- Flag of Democratic Federal Yugoslavia (used by the Partisans)
- Active: 1942–1945
- Country: Democratic Federal Yugoslavia
- Branch: Yugoslav Partisan Army
- Type: Infantry
- Size: 4,371 (upon formation)
- Part of: 1st Bosnian Corps (9 November 1942 - 11 May 1943) 2nd Bosnian Corps (11 May 1943 - 1945)
- Engagements: World War II in Yugoslavia

Commanders
- Notable commanders: Josip Mažar Šoša

= 4th Division (Yugoslav Partisans) =

The 4th Krajina Division (Serbo-Croatian Latin: Četvrta krajiška divizija) was a Yugoslav Partisan division formed in Glamočko polje on 9 November 1942. On the day of formation it consisted of 4,371 soldiers in three brigades: 2nd Krajina Brigade, 5th Krajina Brigade and 6th Krajina Brigade.

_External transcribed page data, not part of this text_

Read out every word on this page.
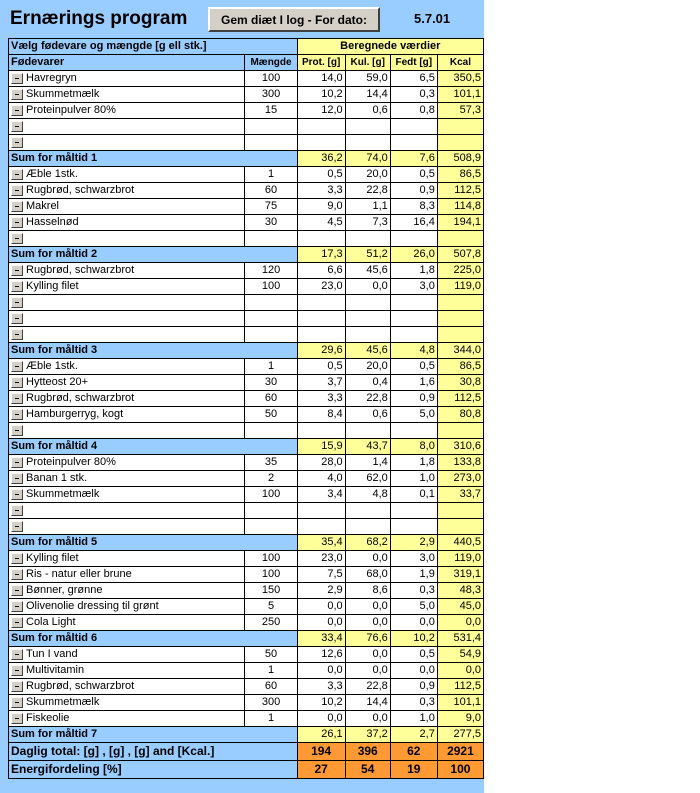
Ernærings program	Gem diæt I log - For dato:	5.7.01
Vælg fødevare og mængde [g ell stk.]		Beregnede værdier			
Fødevarer	Mængde	Prot. [g]	Kul. [g]	Fedt [g]	Kcal
Havregryn	100	14,0	59,0	6,5	350,5
Skummetmælk	300	10,2	14,4	0,3	101,1
Proteinpulver 80%	15	12,0	0,6	0,8	57,3

Sum for måltid 1		36,2	74,0	7,6	508,9
Æble 1stk.	1	0,5	20,0	0,5	86,5
Rugbrød, schwarzbrot	60	3,3	22,8	0,9	112,5
Makrel	75	9,0	1,1	8,3	114,8
Hasselnød	30	4,5	7,3	16,4	194,1

Sum for måltid 2		17,3	51,2	26,0	507,8
Rugbrød, schwarzbrot	120	6,6	45,6	1,8	225,0
Kylling filet	100	23,0	0,0	3,0	119,0

Sum for måltid 3		29,6	45,6	4,8	344,0
Æble 1stk.	1	0,5	20,0	0,5	86,5
Hytteost 20+	30	3,7	0,4	1,6	30,8
Rugbrød, schwarzbrot	60	3,3	22,8	0,9	112,5
Hamburgerryg, kogt	50	8,4	0,6	5,0	80,8

Sum for måltid 4		15,9	43,7	8,0	310,6
Proteinpulver 80%	35	28,0	1,4	1,8	133,8
Banan 1 stk.	2	4,0	62,0	1,0	273,0
Skummetmælk	100	3,4	4,8	0,1	33,7

Sum for måltid 5		35,4	68,2	2,9	440,5
Kylling filet	100	23,0	0,0	3,0	119,0
Ris - natur eller brune	100	7,5	68,0	1,9	319,1
Bønner, grønne	150	2,9	8,6	0,3	48,3
Olivenolie dressing til grønt	5	0,0	0,0	5,0	45,0
Cola Light	250	0,0	0,0	0,0	0,0
Sum for måltid 6		33,4	76,6	10,2	531,4
Tun I vand	50	12,6	0,0	0,5	54,9
Multivitamin	1	0,0	0,0	0,0	0,0
Rugbrød, schwarzbrot	60	3,3	22,8	0,9	112,5
Skummetmælk	300	10,2	14,4	0,3	101,1
Fiskeolie	1	0,0	0,0	1,0	9,0
Sum for måltid 7		26,1	37,2	2,7	277,5
Daglig total: [g] , [g] , [g] and [Kcal.]		194	396	62	2921
Energifordeling [%]		27	54	19	100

Commander of the division was Josip Mažar Šoša, while its political commissar was Milinko Kušić. During the war it mostly operated in western and central Bosnia. It was a part of 1st Bosnian Corps until 11 May 1943 when it became part of 2nd Bosnian Corps.

It took heavy losses during Operation Weiss.